Questa straordinaria ricchezza è una eredità dell’ultima glaciazione, quando un clima arido ha portato da noi una vegetazione simile alle steppe dell’Asia. Al termine della glaciazione (15.000 anni fa), le immense mandrie degli erbivori selvatici hanno parzialmente frenato il ritorno degli alberi, creando un mosaico fra boschi, pascoli alberati e grandi radure, dove sopravvivevano piante, insetti e uccelli legati alle praterie steppiche. “Successivamente, l’uomo preistorico ha sterminato gli erbivori selvatici, ma nello stesso tempo ha inventato la pastorizia – continuano i ricercatori – così il pascolo di pecore e capre ha assunto il ruolo ecologico di mantenere le praterie salve dalla concorrenza degli alberi e pertanto ricche di specie”.
Negli ultimi decenni, però, l’abbandono delle attività di pascolo tradizionali, basate cioè sui greggi di ovicaprini con pastore al seguito, sta portando in tutto l’Appennino ad un velocissimo avanzamento di alberi e arbusti. Se in alcune situazioni questo è positivo, in altre sta portando alla scomparsa dell’ecosistema di prateria, che non è “meno naturale” della foresta e che possiede una biodiversità esclusiva e più elevata di quella dei boschi. “Le praterie aride vanno considerate preziose quanto un bosco secolare e protette di conseguenza” concludono gli autori dello studio.
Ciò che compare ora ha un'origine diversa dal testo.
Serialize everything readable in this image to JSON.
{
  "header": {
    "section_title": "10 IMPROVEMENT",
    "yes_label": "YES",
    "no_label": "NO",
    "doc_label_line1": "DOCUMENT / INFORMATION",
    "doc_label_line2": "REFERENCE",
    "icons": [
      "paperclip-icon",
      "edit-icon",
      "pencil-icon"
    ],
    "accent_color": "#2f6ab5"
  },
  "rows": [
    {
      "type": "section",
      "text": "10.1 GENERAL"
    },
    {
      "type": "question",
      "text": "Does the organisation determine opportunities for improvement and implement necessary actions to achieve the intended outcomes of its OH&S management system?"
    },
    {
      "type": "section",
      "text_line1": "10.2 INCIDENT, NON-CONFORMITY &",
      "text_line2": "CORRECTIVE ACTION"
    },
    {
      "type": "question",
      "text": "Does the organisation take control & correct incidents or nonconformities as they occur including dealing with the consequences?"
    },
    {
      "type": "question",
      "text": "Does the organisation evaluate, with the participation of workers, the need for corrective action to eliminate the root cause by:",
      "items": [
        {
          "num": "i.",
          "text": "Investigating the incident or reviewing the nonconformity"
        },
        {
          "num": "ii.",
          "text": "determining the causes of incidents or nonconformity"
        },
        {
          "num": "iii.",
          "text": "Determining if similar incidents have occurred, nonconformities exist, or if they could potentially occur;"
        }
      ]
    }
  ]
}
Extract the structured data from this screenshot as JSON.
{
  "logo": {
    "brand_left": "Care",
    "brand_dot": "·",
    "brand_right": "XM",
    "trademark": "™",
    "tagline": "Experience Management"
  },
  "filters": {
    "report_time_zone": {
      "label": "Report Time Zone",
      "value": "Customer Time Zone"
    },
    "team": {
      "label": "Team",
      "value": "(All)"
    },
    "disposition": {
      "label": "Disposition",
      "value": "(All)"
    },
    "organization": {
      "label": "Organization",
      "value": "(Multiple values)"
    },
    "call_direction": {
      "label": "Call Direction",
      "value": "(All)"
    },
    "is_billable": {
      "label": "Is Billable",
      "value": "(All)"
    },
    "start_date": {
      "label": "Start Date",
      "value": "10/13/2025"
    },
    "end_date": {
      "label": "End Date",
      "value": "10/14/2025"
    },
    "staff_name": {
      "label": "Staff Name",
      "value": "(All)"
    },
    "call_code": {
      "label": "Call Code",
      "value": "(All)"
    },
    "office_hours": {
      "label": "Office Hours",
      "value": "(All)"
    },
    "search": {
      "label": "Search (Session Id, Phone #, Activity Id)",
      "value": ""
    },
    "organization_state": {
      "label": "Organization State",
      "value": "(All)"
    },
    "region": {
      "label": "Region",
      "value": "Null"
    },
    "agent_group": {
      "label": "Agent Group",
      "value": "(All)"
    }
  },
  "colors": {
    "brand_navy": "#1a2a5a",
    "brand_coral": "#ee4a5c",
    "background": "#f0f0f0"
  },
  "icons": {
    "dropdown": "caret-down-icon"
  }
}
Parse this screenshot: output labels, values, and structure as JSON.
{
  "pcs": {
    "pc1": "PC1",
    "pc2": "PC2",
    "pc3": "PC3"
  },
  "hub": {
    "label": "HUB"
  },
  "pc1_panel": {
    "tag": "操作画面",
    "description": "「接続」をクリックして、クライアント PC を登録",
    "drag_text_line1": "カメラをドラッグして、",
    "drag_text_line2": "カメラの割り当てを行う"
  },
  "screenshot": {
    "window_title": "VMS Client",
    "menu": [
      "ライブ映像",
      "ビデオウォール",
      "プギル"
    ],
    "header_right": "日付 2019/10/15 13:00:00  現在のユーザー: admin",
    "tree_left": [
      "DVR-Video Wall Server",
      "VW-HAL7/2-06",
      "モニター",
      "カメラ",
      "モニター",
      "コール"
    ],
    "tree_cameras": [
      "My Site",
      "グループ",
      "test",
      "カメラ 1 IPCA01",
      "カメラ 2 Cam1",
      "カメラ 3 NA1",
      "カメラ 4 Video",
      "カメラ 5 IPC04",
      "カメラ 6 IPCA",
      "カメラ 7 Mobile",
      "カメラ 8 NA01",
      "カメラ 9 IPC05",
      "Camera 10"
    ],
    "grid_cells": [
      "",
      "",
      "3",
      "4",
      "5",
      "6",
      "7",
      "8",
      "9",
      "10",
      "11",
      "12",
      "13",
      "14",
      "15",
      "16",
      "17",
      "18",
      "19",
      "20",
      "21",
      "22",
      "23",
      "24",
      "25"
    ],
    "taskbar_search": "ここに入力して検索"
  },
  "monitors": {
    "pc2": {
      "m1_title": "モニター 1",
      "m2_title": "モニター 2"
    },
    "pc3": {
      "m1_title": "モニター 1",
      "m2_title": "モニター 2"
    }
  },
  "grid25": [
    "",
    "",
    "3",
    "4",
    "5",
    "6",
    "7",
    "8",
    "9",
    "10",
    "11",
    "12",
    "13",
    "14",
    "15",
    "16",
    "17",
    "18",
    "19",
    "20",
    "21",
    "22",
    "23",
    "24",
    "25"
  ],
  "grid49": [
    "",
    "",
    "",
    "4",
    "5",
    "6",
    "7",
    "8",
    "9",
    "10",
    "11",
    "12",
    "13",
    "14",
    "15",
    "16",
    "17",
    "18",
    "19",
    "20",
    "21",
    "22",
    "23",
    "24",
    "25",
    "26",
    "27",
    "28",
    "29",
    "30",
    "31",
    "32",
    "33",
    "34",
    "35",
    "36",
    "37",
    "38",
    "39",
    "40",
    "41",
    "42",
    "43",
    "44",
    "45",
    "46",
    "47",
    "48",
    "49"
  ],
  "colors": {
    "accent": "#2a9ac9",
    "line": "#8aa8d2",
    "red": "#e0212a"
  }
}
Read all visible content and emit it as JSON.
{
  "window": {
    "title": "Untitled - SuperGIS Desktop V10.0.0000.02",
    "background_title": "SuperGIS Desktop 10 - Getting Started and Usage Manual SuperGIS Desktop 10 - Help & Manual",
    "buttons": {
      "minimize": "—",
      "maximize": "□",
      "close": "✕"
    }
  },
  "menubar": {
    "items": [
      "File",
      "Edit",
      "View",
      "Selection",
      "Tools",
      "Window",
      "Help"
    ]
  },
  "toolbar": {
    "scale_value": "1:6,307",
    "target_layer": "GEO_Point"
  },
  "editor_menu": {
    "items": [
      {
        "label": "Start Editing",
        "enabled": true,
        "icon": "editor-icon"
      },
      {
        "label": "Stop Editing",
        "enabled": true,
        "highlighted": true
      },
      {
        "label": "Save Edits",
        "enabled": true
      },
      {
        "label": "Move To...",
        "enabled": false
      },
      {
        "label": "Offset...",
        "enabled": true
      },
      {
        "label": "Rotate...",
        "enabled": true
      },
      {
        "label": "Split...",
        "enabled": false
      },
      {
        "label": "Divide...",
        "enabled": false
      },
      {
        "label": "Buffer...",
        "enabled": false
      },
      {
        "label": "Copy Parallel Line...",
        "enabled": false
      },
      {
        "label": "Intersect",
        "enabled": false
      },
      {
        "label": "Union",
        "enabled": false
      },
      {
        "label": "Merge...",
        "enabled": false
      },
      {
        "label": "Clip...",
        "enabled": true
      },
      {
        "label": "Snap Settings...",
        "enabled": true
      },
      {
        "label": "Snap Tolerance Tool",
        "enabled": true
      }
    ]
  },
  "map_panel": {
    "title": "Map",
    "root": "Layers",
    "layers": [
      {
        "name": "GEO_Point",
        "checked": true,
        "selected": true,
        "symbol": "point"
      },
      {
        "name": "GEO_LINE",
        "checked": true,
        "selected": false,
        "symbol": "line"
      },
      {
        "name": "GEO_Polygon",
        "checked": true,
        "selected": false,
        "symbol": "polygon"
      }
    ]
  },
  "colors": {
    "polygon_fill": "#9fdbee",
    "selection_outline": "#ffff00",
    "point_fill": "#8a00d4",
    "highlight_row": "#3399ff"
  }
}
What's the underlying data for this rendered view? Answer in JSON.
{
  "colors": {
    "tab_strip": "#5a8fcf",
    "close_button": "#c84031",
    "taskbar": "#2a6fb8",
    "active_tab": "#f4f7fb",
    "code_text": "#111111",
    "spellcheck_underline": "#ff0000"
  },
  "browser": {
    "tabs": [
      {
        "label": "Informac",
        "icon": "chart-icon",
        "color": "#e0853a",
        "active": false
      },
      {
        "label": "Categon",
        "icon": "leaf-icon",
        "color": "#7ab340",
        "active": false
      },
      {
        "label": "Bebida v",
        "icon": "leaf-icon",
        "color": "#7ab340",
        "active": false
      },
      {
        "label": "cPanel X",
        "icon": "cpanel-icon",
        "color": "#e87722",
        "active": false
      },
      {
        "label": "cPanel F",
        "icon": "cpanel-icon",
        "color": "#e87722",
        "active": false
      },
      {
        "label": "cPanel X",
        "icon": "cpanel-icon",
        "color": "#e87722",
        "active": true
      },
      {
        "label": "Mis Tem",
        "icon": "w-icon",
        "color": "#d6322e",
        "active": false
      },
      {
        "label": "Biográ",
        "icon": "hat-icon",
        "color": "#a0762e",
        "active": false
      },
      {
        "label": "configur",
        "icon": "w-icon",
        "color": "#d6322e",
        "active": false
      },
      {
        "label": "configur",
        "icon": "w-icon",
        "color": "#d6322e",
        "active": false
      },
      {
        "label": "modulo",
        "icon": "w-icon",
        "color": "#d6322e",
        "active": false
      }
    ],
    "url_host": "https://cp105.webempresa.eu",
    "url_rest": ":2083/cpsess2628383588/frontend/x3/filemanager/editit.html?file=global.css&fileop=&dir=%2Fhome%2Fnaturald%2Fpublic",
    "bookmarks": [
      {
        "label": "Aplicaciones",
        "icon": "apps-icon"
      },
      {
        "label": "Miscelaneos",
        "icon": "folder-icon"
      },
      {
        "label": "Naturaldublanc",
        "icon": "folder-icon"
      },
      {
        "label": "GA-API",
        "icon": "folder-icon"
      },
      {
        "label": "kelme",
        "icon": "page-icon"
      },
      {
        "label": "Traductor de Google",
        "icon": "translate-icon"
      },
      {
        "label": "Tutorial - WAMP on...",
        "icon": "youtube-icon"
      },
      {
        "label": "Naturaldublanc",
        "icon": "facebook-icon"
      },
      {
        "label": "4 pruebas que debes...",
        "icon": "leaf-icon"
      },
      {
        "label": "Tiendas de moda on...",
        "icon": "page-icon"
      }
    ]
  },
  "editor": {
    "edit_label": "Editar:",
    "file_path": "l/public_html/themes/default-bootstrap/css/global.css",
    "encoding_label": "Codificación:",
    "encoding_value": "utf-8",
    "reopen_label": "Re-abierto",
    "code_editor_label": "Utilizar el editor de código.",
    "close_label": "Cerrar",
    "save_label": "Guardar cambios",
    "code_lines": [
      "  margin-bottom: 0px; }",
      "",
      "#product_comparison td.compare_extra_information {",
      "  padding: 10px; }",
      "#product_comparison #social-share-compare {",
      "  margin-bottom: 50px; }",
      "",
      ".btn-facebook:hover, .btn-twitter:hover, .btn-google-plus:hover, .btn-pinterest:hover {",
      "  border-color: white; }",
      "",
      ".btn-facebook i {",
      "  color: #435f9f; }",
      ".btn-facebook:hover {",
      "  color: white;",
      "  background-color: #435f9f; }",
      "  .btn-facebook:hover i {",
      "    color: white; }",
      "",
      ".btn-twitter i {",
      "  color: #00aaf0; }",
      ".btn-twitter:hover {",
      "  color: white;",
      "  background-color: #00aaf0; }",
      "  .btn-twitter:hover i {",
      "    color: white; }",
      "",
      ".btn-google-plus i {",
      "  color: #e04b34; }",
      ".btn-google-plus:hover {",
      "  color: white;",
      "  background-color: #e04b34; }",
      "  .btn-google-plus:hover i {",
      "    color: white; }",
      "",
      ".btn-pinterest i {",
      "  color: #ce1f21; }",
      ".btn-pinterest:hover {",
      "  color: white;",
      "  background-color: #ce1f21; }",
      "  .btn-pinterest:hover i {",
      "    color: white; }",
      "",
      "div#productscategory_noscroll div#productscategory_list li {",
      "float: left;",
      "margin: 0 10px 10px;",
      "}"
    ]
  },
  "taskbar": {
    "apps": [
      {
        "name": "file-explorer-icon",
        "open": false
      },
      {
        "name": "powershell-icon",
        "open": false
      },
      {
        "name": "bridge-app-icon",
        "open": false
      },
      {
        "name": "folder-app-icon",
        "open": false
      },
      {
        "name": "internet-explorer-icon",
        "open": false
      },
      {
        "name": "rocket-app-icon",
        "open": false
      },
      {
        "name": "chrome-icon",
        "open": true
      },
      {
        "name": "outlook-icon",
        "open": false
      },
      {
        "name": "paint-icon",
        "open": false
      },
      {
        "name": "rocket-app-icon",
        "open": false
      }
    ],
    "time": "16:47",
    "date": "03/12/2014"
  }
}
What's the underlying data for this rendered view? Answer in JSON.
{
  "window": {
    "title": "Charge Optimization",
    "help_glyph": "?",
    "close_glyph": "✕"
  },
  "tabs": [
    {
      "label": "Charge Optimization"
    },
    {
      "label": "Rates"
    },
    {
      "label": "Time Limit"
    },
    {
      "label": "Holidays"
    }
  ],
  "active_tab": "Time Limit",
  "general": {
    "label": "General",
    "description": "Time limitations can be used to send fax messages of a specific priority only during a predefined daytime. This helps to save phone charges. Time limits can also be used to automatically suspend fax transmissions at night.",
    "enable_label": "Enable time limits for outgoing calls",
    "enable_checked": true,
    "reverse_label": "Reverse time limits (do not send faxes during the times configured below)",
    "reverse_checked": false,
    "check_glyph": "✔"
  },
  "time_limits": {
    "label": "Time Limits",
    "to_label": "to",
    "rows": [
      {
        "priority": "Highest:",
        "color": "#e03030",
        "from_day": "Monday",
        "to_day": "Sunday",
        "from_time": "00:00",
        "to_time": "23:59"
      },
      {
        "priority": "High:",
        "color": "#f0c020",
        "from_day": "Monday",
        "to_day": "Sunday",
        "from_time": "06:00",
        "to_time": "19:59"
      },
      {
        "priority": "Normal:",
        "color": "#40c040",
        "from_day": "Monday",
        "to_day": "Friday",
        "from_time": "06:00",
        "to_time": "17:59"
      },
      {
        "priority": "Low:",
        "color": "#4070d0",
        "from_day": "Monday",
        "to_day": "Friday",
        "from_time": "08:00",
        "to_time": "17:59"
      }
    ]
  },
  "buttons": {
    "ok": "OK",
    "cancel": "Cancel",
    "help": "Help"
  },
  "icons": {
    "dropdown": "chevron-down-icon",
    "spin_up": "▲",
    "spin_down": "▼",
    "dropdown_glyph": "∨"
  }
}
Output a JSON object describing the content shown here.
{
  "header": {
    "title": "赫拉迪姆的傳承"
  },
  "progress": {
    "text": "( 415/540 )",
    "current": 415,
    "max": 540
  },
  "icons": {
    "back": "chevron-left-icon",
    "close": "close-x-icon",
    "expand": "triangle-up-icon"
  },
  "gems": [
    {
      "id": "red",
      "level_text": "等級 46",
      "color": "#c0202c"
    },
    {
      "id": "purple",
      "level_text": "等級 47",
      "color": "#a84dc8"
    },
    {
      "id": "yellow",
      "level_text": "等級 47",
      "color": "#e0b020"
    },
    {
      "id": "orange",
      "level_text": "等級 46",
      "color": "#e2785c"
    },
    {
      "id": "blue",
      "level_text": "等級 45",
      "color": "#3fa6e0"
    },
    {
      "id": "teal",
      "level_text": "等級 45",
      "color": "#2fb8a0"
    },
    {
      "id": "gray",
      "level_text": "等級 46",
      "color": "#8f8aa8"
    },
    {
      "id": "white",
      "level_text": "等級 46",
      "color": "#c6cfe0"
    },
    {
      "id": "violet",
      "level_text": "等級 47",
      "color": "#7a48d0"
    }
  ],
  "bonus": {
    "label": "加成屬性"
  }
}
“Lo studio condotto dal gruppo dell’università della Tuscia – dichiara il Direttore Luciano Sammarone – conferma, semmai ce ne fosse bisogno, la grande complessità degli ecosistemi naturali che caratterizzano il nostro territorio e anche l’importanza dell’azione, in parte inconsapevole in termini ecologici, dell’uomo, che nei secoli precedenti, grazie ad una zootecnia prevalentemente di ovini ha svolto un ruolo importante per la tutela dei servizi ecosistemici e della biodiversità che si è conservata fino ad oggi. Quel tipo di pastorizia oggi si è lentamente persa, a causa del nuovo contesto socio-economico, che ha portato ad allevare vacche e cavalli, complessivamente più redditizi e meno costosi da gestire, ma con effetti sull’ecosistema molto diversi. In tal senso l’azione del Parco, con un approccio pragmatico, nel rispetto delle misure di conservazione sancite dalle Direttiva Habitat e col supporto di analisi scientifiche continuamente aggiornate, mira a tutelare la biodiversità, assicurando al contempo superfici produttive per il settore zootecnico che, a certe condizioni, rappresenta un elemento prezioso per la vita delle aree montane, anche alla luce dei cambiamenti climatici in atto”.